Monday, December 20, 2010

Goodman

I’ve been finding it difficult to get in front of a computer lately, although I’ve wanted to write about the Goodman Book Wittgenstein and William James while it’s still relatively fresh in my mind.  Now, I find a few minutes and I don’t have the book. 

But, what sticks with me the most are the nuanced differences in the way James and Wittgenstein discuss meaning.  James identifies meaning as being static and dynamic, much of the time we make meaning of the world (we come to our understandings) based on the dynamic stream of conscious experience.  Words interact with actions and we come to understand what their meaning is.  This is akin to Wittgenstein’s thought that to learn a language is to be initiated into a particular mode of living (though Goodman points out that Wittgenstein does not think that we make meanings.)  To freeze the stream and take meanings statically, what I would say is looking for the “essence” of a word, is often misleading.  Most words have many uses, many definitions, and we only understand them fully in context.  We can’t talk about things statically, as Wittgenstein would say we are always talking about “those” things, or “this” particular thing. 

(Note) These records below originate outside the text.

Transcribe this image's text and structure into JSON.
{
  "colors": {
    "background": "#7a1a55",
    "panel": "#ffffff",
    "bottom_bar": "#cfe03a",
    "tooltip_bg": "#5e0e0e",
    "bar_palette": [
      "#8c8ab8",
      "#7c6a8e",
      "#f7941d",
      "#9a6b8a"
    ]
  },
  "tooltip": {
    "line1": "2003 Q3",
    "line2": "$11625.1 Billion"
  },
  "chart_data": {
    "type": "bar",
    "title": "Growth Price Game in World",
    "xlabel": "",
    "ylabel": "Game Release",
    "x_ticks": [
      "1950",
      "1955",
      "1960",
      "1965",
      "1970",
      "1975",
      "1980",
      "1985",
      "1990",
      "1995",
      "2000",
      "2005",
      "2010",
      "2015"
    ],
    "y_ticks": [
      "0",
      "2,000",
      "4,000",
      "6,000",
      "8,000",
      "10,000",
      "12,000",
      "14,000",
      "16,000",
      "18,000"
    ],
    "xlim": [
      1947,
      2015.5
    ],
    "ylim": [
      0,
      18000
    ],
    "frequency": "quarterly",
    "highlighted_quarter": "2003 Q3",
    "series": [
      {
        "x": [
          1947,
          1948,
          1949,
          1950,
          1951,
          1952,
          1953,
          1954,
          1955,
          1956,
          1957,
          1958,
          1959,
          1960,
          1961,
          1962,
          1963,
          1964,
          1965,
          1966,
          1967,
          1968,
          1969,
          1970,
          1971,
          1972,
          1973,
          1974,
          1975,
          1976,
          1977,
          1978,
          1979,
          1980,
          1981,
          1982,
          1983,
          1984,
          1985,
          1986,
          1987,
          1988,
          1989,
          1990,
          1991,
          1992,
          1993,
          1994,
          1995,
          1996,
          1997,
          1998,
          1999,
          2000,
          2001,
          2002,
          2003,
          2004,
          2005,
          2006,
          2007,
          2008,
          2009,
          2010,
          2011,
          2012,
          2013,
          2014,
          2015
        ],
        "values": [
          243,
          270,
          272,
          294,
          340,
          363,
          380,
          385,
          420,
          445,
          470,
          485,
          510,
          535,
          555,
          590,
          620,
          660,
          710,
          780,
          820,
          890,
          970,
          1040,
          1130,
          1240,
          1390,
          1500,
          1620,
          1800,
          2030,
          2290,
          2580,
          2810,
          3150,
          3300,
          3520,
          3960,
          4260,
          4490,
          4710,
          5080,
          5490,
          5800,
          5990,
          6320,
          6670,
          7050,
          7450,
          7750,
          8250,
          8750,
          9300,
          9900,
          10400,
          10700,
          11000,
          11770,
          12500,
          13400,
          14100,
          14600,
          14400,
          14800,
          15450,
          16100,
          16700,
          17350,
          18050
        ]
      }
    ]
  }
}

Wittgenstein I think talks about static meanings as being replaceable or exchangeable, we seek to know if someone understands a meaning by asking them to substitute it.  Dictionaries do this for us, giving us one set of words which have the same meaning as the single word being defined.  We ask our elementary school students to do this constantly.  But Wittgenstein also uses the term meaning to describe that which is irreplaceable, that which we can only react to.  Discussing a particular melody, or the meaning of a poem is perhaps only available to us when we begin to change notes and substitute words we find in a thesaurus, then to note the different affects.  In this sense we understand meaning as a set of relations, similar, though not quite the same, as James’s dynamic meaning.  

I think of James’s dynamic and Wittgenstein’s irreplaceable Maxine Greene would have said we are discussing a “lived” meaning.  But I’m not sure.  To take a static approach I tend to prefer the terms “Technical” meaning and “Qualitative” meaning.  To me, these all bare relation to one another, but I get a sense that the technical and the qualitative are two parts to a whole and neither of them is independent from one another.  

The discussion in Goodman which led to this post are on pages 133-135.